Round 3 of the Artificial Intelligence in Health and Care Award is now open
Since its launch in September 2020, thousands more patients and NHS staff are set to benefit from developments in artificial intelligence through round 3 of our AI Award competition.
Round 3 of the AI in Health and Care Award launched on Tuesday 29 June, opening the funding competition to new AI technologies adding to the 80 projects we have already taken on board. The AI Award allows us to trial AI technologies that meet the needs of the NHS Long Term Plan and test that they can be used safely and ethically to benefit patients and staff.
What is the Award doing?
Many of the challenges faced by healthcare professionals have been made worse by the pandemic. Patients are typically waiting longer to visit their GP or be diagnosed and to start treatment. It is evident from the technologies in rounds 1 and 2 of the Award that AI has the potential to help with our recovery. More than 70 sites are now live and trialling technologies from these first rounds and we are excited to see the new ideas and innovations that round 3 will bring.

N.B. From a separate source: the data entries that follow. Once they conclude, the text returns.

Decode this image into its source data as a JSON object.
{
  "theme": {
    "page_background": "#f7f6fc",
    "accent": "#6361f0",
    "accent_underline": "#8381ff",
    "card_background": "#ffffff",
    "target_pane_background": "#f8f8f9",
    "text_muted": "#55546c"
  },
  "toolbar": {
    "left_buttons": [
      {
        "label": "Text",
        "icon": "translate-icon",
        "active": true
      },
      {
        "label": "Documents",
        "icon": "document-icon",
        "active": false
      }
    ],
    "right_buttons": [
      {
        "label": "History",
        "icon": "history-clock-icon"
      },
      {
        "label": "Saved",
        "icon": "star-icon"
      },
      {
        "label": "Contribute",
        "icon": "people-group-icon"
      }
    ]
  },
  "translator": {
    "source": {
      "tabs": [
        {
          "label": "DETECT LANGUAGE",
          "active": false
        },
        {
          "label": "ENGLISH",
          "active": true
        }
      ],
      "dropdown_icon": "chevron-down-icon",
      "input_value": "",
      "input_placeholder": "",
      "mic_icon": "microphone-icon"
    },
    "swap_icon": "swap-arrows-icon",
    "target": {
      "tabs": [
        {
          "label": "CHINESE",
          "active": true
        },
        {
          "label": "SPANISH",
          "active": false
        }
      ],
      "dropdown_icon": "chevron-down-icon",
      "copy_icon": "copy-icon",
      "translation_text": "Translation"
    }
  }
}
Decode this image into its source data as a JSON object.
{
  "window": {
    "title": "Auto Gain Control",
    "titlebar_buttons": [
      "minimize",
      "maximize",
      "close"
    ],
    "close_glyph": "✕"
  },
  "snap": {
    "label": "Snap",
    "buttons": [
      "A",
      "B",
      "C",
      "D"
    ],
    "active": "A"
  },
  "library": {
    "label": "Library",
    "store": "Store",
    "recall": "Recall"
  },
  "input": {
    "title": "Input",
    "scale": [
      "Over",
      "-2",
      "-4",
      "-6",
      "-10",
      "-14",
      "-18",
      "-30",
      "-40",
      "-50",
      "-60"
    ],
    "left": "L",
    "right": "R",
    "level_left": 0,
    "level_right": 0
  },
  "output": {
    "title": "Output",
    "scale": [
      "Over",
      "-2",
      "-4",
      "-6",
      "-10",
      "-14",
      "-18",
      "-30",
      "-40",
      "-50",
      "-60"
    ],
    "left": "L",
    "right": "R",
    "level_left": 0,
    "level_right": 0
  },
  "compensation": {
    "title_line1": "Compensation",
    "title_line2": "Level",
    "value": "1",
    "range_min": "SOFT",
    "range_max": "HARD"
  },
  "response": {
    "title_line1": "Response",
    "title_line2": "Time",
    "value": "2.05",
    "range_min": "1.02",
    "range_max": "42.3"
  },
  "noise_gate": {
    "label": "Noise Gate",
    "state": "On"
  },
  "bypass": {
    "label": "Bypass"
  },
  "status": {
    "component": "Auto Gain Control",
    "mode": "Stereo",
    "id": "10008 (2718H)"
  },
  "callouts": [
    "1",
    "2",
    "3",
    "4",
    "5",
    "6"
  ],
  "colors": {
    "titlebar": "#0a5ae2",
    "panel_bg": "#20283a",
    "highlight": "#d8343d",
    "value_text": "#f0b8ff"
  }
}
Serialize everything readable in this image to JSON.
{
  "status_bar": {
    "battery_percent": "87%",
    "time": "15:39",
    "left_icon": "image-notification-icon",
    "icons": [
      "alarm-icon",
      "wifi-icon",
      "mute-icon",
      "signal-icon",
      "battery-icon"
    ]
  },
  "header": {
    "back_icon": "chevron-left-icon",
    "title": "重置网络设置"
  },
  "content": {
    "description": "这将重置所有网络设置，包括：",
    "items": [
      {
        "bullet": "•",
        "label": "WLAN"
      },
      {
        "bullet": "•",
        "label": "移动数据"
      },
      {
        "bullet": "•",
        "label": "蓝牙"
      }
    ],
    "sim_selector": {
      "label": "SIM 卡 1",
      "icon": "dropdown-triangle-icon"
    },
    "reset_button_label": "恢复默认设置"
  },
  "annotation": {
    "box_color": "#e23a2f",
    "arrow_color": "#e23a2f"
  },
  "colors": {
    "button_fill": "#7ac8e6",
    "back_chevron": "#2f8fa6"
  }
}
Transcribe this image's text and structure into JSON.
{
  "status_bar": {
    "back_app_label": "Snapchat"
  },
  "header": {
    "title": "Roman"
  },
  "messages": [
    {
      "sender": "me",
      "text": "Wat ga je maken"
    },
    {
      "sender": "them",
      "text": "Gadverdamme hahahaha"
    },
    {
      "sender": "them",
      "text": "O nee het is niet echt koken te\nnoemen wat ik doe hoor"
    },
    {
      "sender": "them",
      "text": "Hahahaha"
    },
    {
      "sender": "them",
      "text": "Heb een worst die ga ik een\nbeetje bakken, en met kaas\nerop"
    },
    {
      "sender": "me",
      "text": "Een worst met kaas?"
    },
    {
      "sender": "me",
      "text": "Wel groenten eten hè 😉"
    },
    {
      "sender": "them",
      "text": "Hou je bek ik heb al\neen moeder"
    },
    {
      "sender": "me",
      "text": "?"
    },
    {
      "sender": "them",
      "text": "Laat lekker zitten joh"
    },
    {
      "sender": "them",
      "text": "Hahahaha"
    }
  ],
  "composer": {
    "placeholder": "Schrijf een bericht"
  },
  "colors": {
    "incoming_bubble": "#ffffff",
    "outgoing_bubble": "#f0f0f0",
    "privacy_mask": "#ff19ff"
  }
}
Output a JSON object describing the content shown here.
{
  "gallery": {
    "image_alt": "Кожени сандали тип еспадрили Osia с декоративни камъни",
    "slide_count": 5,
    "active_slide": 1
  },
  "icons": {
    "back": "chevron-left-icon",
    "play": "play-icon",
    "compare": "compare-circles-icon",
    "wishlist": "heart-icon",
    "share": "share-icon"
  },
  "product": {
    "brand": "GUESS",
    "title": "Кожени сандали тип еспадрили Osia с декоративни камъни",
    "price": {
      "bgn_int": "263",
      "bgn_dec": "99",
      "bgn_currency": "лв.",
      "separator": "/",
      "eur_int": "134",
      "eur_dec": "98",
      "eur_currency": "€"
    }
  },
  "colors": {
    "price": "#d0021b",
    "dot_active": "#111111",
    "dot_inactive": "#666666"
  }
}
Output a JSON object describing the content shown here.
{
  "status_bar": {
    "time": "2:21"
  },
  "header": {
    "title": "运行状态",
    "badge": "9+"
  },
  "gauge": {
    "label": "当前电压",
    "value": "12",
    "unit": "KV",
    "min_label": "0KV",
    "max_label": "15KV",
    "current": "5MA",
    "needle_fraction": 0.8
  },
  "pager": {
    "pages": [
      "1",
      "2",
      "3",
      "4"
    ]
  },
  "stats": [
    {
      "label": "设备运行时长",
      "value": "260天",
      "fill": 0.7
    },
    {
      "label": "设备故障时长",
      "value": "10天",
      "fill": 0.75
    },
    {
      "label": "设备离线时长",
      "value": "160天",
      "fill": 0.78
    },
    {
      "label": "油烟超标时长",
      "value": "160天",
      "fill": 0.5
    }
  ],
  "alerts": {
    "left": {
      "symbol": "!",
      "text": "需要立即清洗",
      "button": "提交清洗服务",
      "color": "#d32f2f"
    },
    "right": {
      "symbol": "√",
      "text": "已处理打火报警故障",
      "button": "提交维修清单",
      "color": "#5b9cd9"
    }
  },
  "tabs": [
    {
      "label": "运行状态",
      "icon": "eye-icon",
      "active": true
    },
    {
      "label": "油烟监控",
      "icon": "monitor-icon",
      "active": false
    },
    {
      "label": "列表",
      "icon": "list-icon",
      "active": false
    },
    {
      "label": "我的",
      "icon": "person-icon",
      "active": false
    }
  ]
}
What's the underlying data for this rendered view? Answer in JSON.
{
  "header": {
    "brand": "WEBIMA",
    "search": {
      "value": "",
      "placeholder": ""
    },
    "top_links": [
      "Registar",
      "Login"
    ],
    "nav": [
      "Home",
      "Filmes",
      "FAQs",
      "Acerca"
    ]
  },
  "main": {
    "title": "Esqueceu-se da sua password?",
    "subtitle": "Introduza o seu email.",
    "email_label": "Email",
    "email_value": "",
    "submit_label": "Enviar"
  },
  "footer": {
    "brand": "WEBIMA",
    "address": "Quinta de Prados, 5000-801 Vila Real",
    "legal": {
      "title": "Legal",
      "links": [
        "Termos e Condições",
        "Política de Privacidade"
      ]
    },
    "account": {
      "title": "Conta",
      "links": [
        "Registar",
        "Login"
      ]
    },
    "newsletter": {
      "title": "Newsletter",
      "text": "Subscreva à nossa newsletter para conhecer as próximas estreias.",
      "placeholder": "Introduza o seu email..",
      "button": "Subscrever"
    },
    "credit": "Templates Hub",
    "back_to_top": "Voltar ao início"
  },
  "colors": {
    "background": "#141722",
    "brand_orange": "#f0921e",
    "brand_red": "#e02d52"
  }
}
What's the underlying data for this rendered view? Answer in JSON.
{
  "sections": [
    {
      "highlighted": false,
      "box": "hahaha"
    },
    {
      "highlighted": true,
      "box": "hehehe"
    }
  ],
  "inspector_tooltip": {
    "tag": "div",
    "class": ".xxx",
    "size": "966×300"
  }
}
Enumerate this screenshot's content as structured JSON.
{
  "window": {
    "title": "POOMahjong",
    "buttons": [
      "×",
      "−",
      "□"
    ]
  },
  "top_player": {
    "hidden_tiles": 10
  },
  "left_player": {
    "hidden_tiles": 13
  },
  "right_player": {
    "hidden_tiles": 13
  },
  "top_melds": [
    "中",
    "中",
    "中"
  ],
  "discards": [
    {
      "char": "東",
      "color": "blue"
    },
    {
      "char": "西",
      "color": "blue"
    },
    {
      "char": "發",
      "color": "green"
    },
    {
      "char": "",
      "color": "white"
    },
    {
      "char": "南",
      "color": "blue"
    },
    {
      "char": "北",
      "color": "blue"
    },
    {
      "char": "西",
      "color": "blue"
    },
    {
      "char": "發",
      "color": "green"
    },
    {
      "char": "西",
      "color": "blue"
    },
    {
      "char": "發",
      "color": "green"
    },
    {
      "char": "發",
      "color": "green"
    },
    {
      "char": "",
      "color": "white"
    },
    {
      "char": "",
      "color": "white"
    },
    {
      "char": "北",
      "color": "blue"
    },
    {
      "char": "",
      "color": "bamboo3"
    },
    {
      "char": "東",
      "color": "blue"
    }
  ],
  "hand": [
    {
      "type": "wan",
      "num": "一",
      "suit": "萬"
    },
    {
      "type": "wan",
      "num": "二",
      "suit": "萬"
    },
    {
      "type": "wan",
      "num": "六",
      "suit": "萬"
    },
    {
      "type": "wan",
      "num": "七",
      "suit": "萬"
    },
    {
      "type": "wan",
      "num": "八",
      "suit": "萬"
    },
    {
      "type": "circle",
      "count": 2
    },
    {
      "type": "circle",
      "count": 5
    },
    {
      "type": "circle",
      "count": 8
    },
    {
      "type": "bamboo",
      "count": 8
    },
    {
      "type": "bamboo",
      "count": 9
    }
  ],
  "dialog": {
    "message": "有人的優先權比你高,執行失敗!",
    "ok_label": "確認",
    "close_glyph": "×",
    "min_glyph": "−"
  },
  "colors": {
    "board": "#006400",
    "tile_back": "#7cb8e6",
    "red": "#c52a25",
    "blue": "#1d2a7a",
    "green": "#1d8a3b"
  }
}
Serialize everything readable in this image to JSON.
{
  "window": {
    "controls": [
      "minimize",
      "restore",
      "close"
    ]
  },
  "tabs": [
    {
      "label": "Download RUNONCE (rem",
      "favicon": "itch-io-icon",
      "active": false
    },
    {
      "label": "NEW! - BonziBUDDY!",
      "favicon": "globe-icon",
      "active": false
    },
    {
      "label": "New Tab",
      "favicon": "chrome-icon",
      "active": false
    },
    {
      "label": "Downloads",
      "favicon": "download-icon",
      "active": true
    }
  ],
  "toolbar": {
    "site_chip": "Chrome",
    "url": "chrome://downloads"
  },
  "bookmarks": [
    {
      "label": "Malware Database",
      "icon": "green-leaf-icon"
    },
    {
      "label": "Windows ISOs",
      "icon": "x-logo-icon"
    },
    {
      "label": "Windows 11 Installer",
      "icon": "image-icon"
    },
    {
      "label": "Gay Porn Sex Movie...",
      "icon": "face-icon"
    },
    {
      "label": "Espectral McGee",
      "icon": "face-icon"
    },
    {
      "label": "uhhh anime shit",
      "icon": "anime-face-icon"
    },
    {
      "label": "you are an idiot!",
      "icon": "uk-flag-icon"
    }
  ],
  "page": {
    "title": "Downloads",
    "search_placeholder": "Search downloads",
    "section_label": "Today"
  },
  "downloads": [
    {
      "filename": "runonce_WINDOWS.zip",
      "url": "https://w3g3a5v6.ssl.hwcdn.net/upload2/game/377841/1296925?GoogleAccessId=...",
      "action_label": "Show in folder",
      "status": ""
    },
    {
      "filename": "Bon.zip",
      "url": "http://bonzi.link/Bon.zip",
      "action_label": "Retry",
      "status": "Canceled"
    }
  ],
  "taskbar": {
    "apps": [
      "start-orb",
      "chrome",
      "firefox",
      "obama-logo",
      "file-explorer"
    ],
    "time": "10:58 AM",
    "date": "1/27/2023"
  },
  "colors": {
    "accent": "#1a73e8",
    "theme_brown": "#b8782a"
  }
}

Of course, developing AI to the point that it is safe to use with patients and fit for purpose involves quality control and regulation too. The teams behind the Award at the NHS AI Lab, the Accelerated Access Collaborative and the National Institute for Health Research, are running programmes that evaluate each technology carefully, assessing not only whether it achieves better outcomes, but whether it does so fairly, with equal accessibility and without bias. We also support later stage innovations through the approval process, guiding the testing to meet regulatory requirements.
What is the focus for round 3?
Having been impressed by the huge number of applications (around 900 to date), and the diversity of the innovations for rounds 1 and 2, we are continuing to prioritise technologies that will help to tackle some of the biggest issues for the NHS and for patients, as set out in the NHS Long Term Plan. This includes products that:
- enable the self-management of long-term conditions so that people can better manage their own health
- provide diagnostic support to improve the speed and accuracy of assessment and diagnosis
- improve operational efficiency by taking on labour-intensive tasks to free up staff time
- support elective recovery so that people needing planned care see the right person, in the right place, first and every time, at the right time, and get the best possible outcomes
Information for applicants
- You can learn more about making an application at one of our drop-in events in August and September.
- Watch a webinar with more information for applicants on the NHS AI Virtual Hub.
- Round 3 closes on Tuesday 7 September 2021.
Successes from rounds 1 and 2
£86 million of the £140 million funding pool has so far been awarded to support the testing, evaluation and adoption of these technologies into the NHS. And we have high hopes that many of these will prove to play a big part in answering problems that affect the quality and efficiency of care. Technologies from round 1 are already helping with faster and more efficient screening for cancer, like the deep learning AI tool Mia, from Kheiron Medical, which analyses mammography images. And others that give patients greater control over their own health, like the home care testing tool from Healthy.io that allows diabetic patients to self-monitor and avoid unnecessary trips to hospital.
Winners of round 2 were announced on 16 June by the Health Secretary, Matt Hancock, and these 38 innovations include some exciting products aimed at improving efficiency, predicting heart disease and supporting mental health:
Navenio helps hospital teams to be in the right place at the right time. It uses smartphones’ sensors to pinpoint people’s location in the hospital and automates work tasks based on where they are and their availability. Early studies have shown waiting time for staff and patients reduced by 29%, with hospital teams able to focus on care and get through up to 94% more work.
CaRi-HEART is an AI platform that uses standard CT scans of the heart to predict the risk of cardiac arrest before the heart is showing signs of damage. The technology detects signs of inflammation. This inflammation indicates the possibility of clots forming, which may lead to a heart attack. Their study with the British Heart Foundation revealed that people with abnormal findings are up to 9 times more likely to die of a heart attack in the next 9 years than those with normal findings.
Wysa is an AI chatbot that combines cognitive behavioural techniques with human expertise to provide mental health support. It is already used by millions of patients around the world for meditation, breathing and mindfulness exercises. Now, as part of the AI Award, it will be tested in a clinical pathway with NHS patients for the first time to see whether the technology can identify those people needing more urgent help.
What are the new trends for AI?
The applications to the AI Awards are a great indicator of the latest trends for AI in health and social care. We’ve already seen how AI can take a very typical data source, like images, and find something more in it than we can with the human eye. But what is new and emerging, is the opportunity for technology to reach people and bridge the health inequality divide.
Instead of taking a passive approach to managing long-term conditions, where you're often required to visit a healthcare professional regularly, now we have the potential for technology to provide people with information they need to really take control of their own healthcare at home. They can be helped to be aware of when they need to go and who they need to see. This is a shift that’s really exciting, and it’s on the horizon.